Given the sequence $\{ a_n\}$ defined by the (positive and $a_n < 7^n$) solutions of the congruence $x^2 \equiv 2 \mod 7^n$ and $a_{n+1}\equiv a_n \mod 7^n$. e.g. the first one is $a_1 =3$ the second $a_2 = 3 + 1\cdot 7$, $a_3 = 3 + 1 \cdot 7 + 2 \cdot 7^2$, $a_4 = 3 + 1 \cdot 7 + 2 \cdot 7^2 + 6 \cdot 7^3$, etc... I would like to prove that the partial sums $S_n := \sum_{i=1}^n a_i$ will converge to a limit $S$ so that $S^2 = 2$ in the $\mathbb{Q}_7$ norm, by elementary methods. I am interested in a direct solution that does not use advanced methods or results.
So far I observed that the sequence $\{a_n \}$ does converge to $\sqrt{2}$, and this is what most books also prove, this is direct from the fact $(a_n^2-2)\equiv 0 \mod 7^2 \Rightarrow |a_n^2 - 2|_7 = \frac{1}{7^n} \to 0$ as $n \to \infty$. But I cannot see how this will be extended to the partial sums $S_n$.

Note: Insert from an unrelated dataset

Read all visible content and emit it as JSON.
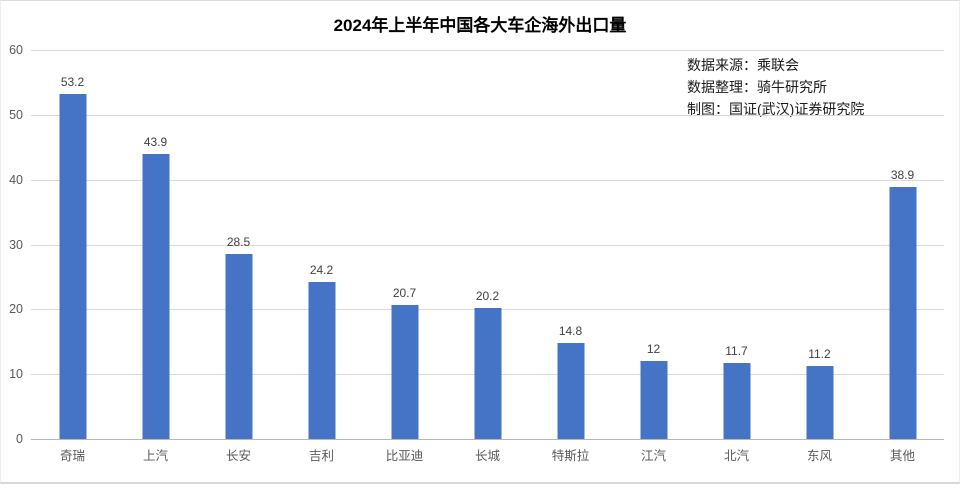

Alternatively it seems to me that if I can rearrange the infinite sum $S_{\infty}$ into $a_{\infty}$ then the result follows, but I do not know how to perform such rearrangement, that is how to prove that (even at a formal level only), this is stated in a book but is not proven, nor any hint given:
\begin{eqnarray} S_{\infty}&=&3 + (3+ 1 \cdot 7) + (3+ 1 \cdot 7 + 2 \cdot 7^2 ) + (3+ 1 \cdot 7 + 2 \cdot 7^2 + 6 \cdot 7^3 ) + \cdots \\ &=& 3+ 1 \cdot 7 + 2 \cdot 7^2 + 6 \cdot 7^3 + \cdots = a_{\infty} \end{eqnarray}
my try was to reduce by $\mod 7$ (and then try reducing by $\mod 7^m$) a given $S_n^2$, I was aiming to get 2 + something with small norm $|\cdot|_7$ and , but this did not work, I could only prove congruence to $2n^2$ which is neither what I expected nor useful.

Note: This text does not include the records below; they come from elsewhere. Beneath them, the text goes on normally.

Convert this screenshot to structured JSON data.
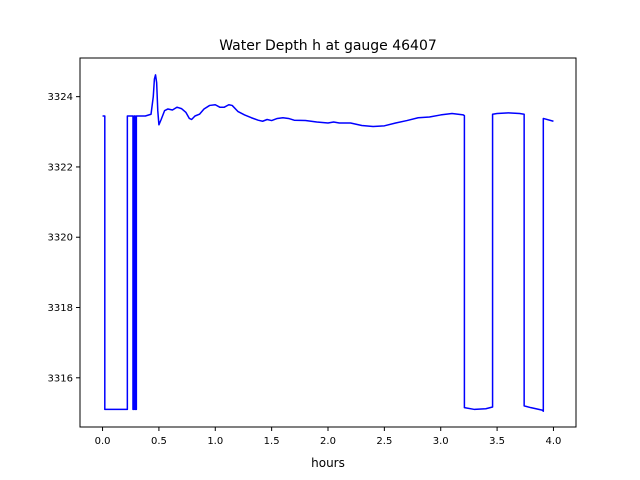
{
  "chart_data": {
    "type": "line",
    "title": "Water Depth h at gauge 46407",
    "xlabel": "hours",
    "ylabel": "",
    "xlim": [
      -0.2,
      4.2
    ],
    "ylim": [
      3314.6,
      3325.1
    ],
    "xticks": [
      0.0,
      0.5,
      1.0,
      1.5,
      2.0,
      2.5,
      3.0,
      3.5,
      4.0
    ],
    "xtick_labels": [
      "0.0",
      "0.5",
      "1.0",
      "1.5",
      "2.0",
      "2.5",
      "3.0",
      "3.5",
      "4.0"
    ],
    "yticks": [
      3316,
      3318,
      3320,
      3322,
      3324
    ],
    "ytick_labels": [
      "3316",
      "3318",
      "3320",
      "3322",
      "3324"
    ],
    "grid": false,
    "series": [
      {
        "color": "#0000ff",
        "x": [
          0.0,
          0.02,
          0.02,
          0.22,
          0.22,
          0.27,
          0.27,
          0.28,
          0.28,
          0.29,
          0.29,
          0.3,
          0.3,
          0.38,
          0.43,
          0.45,
          0.46,
          0.47,
          0.48,
          0.49,
          0.5,
          0.52,
          0.55,
          0.58,
          0.62,
          0.66,
          0.7,
          0.74,
          0.77,
          0.79,
          0.82,
          0.86,
          0.9,
          0.95,
          1.0,
          1.04,
          1.08,
          1.12,
          1.15,
          1.2,
          1.26,
          1.32,
          1.38,
          1.42,
          1.46,
          1.5,
          1.55,
          1.6,
          1.65,
          1.7,
          1.8,
          1.9,
          2.0,
          2.05,
          2.1,
          2.2,
          2.3,
          2.4,
          2.5,
          2.6,
          2.7,
          2.8,
          2.9,
          3.0,
          3.1,
          3.2,
          3.21,
          3.21,
          3.3,
          3.4,
          3.46,
          3.46,
          3.5,
          3.6,
          3.7,
          3.74,
          3.74,
          3.8,
          3.9,
          3.91,
          3.91,
          4.0
        ],
        "y": [
          3323.45,
          3323.45,
          3315.1,
          3315.1,
          3323.45,
          3323.45,
          3315.1,
          3315.1,
          3323.45,
          3323.45,
          3315.1,
          3315.1,
          3323.45,
          3323.45,
          3323.5,
          3324.0,
          3324.5,
          3324.62,
          3324.4,
          3323.6,
          3323.2,
          3323.35,
          3323.6,
          3323.65,
          3323.62,
          3323.7,
          3323.66,
          3323.55,
          3323.38,
          3323.35,
          3323.45,
          3323.5,
          3323.65,
          3323.75,
          3323.77,
          3323.7,
          3323.7,
          3323.77,
          3323.75,
          3323.58,
          3323.48,
          3323.4,
          3323.33,
          3323.3,
          3323.35,
          3323.32,
          3323.38,
          3323.4,
          3323.38,
          3323.33,
          3323.32,
          3323.28,
          3323.25,
          3323.28,
          3323.25,
          3323.25,
          3323.18,
          3323.15,
          3323.17,
          3323.25,
          3323.32,
          3323.4,
          3323.42,
          3323.48,
          3323.52,
          3323.48,
          3323.46,
          3315.15,
          3315.1,
          3315.12,
          3315.17,
          3323.5,
          3323.52,
          3323.54,
          3323.52,
          3323.5,
          3315.2,
          3315.15,
          3315.08,
          3315.05,
          3323.38,
          3323.3
        ]
      }
    ]
  }
}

\begin{eqnarray} S_n^2 = \sum_{i=1}^{n}a_i^2 + 2 \sum_{i < j}^n a_i a_j \equiv (2n + 2 \sum_{i=1}^{n}\sum_{k=1}^{n-i}a_i a_{i+k} ) \mod 7 \end{eqnarray} then by construction $a_{i+1} \equiv a_i \mod 7$ which implies $a_{i+k} \equiv a_i \mod 7$ hence
$$ S_n^2 \equiv 2n + \sum_{i=1}^{n}\sum_{k=1}^{n-i}a_i^2 \equiv 2n + 2 \sum_{i=1}^{n}\sum_{k=1}^{n-i}2 \equiv 2n^2 \mod 7 $$
I think I am on the wrong track here.
The partial sums do not converge. From $a_1\equiv 3\pmod 7$ we see that $a_n\equiv 3\pmod 7$ for all $n$ and hence $S_n$ is periodically $\equiv 3,6,2,5,1,4,0,3,6,2,5,1,4,0,\ldots\pmod 7$ and cannot converge (whatever $S$ you pick, most partial sums would have $|S_n-S|_7\ge 1$).
Remember that for the convergence of partial sums it is necessary (and in the $p$-adic case also sufficient) that the summdns tend to $0$.